The U.S. Defense Department’s Joint Information Enterprise (JIE) promises to be the core of force networking, and it will be at the heart of coalition interoperability. An approach to networking allies and nontraditional partners in the JIE may loom in social media.
Establishing communities of interest within the JIE was broached by Randy Cieslak, chief information officer, U.S. Pacific Command (PACOM). Cieslak cited the concept during a panel discussion he was moderating on the final day of TechNet Asia-Pacific 2013 in Honolulu, Hawaii.
By building communities of interest in JIE, PACOM could provide information sharing among its diverse partners. This would allow for tailored information to be shared with partners according to their level of access.

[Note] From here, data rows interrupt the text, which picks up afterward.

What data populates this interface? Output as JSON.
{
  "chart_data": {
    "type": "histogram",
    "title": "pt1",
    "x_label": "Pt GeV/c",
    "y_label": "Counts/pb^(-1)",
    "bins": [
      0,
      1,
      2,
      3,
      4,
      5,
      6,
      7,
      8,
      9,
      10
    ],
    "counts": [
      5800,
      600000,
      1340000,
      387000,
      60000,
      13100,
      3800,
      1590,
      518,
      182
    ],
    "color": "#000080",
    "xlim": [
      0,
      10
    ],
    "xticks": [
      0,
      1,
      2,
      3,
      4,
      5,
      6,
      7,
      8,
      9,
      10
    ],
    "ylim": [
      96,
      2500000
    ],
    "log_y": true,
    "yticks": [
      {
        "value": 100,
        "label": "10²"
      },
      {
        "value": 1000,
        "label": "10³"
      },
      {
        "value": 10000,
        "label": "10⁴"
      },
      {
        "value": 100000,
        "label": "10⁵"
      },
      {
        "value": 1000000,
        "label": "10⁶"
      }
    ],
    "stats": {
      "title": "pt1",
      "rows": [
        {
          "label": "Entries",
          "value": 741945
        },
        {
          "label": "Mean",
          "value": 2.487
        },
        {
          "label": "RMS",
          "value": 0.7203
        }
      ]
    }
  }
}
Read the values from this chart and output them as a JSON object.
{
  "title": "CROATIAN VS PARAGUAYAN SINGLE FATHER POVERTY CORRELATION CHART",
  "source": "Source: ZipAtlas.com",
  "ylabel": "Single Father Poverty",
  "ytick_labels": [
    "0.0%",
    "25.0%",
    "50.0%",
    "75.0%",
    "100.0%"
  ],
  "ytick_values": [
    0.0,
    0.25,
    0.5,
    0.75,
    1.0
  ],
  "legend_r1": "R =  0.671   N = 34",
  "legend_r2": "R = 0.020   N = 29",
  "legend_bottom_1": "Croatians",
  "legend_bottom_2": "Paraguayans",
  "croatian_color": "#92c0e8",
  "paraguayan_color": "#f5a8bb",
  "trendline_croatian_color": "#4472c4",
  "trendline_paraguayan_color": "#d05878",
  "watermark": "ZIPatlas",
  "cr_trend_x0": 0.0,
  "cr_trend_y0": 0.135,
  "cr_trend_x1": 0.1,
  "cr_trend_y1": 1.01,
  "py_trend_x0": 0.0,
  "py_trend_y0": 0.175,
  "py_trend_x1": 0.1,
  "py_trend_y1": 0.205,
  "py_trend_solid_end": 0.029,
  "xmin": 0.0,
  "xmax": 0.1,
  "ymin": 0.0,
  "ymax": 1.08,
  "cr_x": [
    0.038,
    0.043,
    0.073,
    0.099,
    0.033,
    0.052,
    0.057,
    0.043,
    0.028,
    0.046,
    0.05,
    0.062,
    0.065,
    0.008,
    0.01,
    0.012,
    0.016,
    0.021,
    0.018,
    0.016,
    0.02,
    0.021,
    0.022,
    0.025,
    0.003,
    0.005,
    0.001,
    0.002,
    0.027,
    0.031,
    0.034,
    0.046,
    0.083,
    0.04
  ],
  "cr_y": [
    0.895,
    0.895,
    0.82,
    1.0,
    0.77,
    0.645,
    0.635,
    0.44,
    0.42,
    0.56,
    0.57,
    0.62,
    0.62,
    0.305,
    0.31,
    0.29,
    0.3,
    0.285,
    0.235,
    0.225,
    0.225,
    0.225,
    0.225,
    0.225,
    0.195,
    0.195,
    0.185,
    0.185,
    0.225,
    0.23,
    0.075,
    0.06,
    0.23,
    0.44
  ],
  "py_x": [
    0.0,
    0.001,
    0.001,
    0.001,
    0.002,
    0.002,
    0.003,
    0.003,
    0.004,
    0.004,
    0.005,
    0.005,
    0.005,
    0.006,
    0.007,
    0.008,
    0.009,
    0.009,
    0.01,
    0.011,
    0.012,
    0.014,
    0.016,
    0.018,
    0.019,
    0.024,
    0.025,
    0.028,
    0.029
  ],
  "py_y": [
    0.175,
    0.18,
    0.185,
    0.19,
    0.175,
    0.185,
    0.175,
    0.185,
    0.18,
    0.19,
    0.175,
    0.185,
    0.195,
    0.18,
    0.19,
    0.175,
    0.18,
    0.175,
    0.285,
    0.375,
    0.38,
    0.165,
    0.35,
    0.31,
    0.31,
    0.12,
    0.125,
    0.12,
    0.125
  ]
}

A perspective on establishing communities of interest in an international coalition was shared by Jessica Ear, an associate professor at the Asia-Pacific Center for Security Studies (APCSS). Her organization works with people in more than 150 locations, including organizations.
She described how the APCSS has had to overcome issues similar to those faced by PACOM—limited bandwidth in some countries where even government officials must work using mobile phone technology. The APCSS set up several communities, and then selected four of them on which to focus. These priority communities of interest are activity driven and have the ability to engage the organization’s community, she pointed out.